I’m not a fan of SQL. I always found the syntax to be clumsy and tiresome. Compared to modern coding languages it seems arcane with basic instruction and primitive types. I could have spent more time learning it I suppose but I never wanted to, and I think my time was better spend elsewhere. (To be clear, I do have a grasp on designing databases at a high level, but the actual SQL syntax escapes me)

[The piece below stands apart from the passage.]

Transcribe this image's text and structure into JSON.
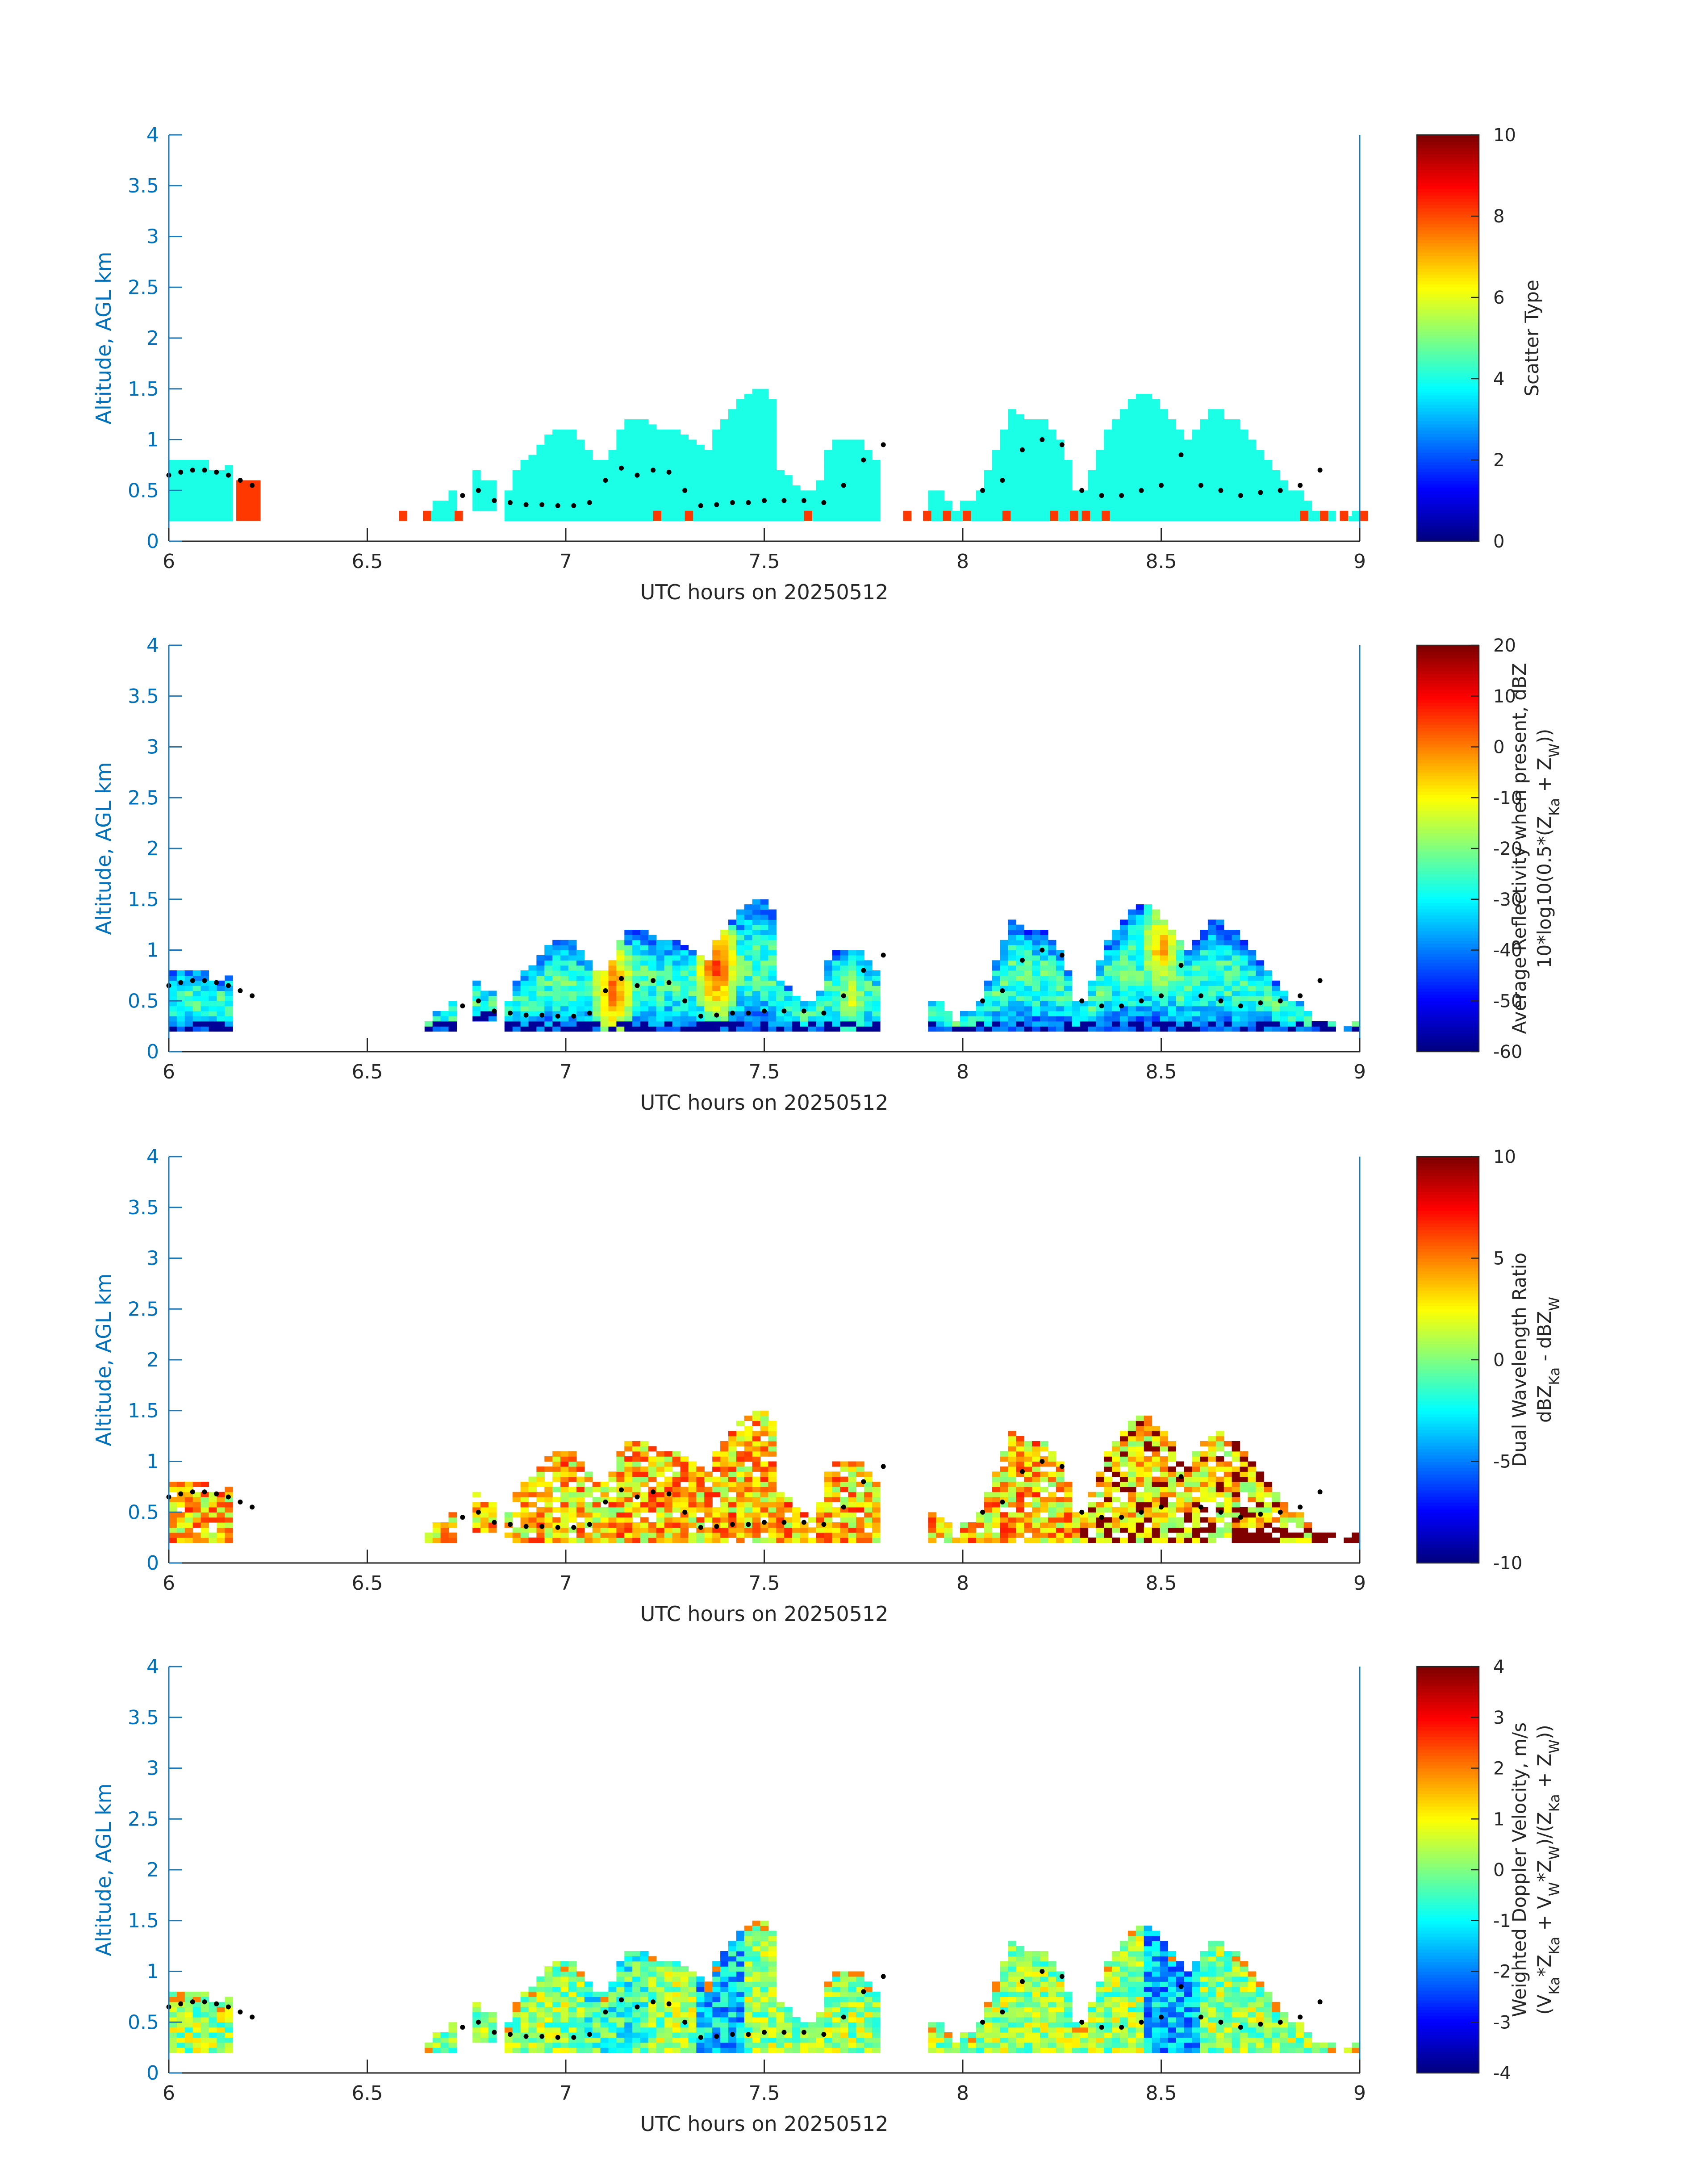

So I was delighted the to notice that DataGrip from JetBrains now has an AI assistant panel. I connected it to a local model and tried to see if it could write some SQL.
The problem background:
- I have a table Work – it has details on a book; stuff like title, author etc
- I have an ISBN table – it links a particular ISBN to a work. Most Works have only 2 ISBNs, but some times they have more (when a new edition comes out for example)
My prompt
I am using Postgres. I would like to run a query where I get all of the Works that have more than 2 ISBNs defined in the ISBN table. For each work I would like the id, title, author and all the isbns.
The result
SELECT
w.id,
w.title,
w.author,
STRING_AGG(i.isbn, ', ') AS ISBNs
FROM works w
JOIN isbns i ON w.id = i.work_id
GROUP BY w.id, w.title, w.author
HAVING COUNT(i.isbn) > 2;
running it yields

My take – Its better than I would write. Firstly I never knew the function STRING_AGG
existed; it seems to like a ",".join()
in python. Second, the rest is very readable and efficient. I know I would have spent a long time trying to put the syntax together, and honestly I’d probably have used subqueries
Takeaway – SQL will become much easier for me to use in the future and with the AI assistant I might have found a syntax teacher.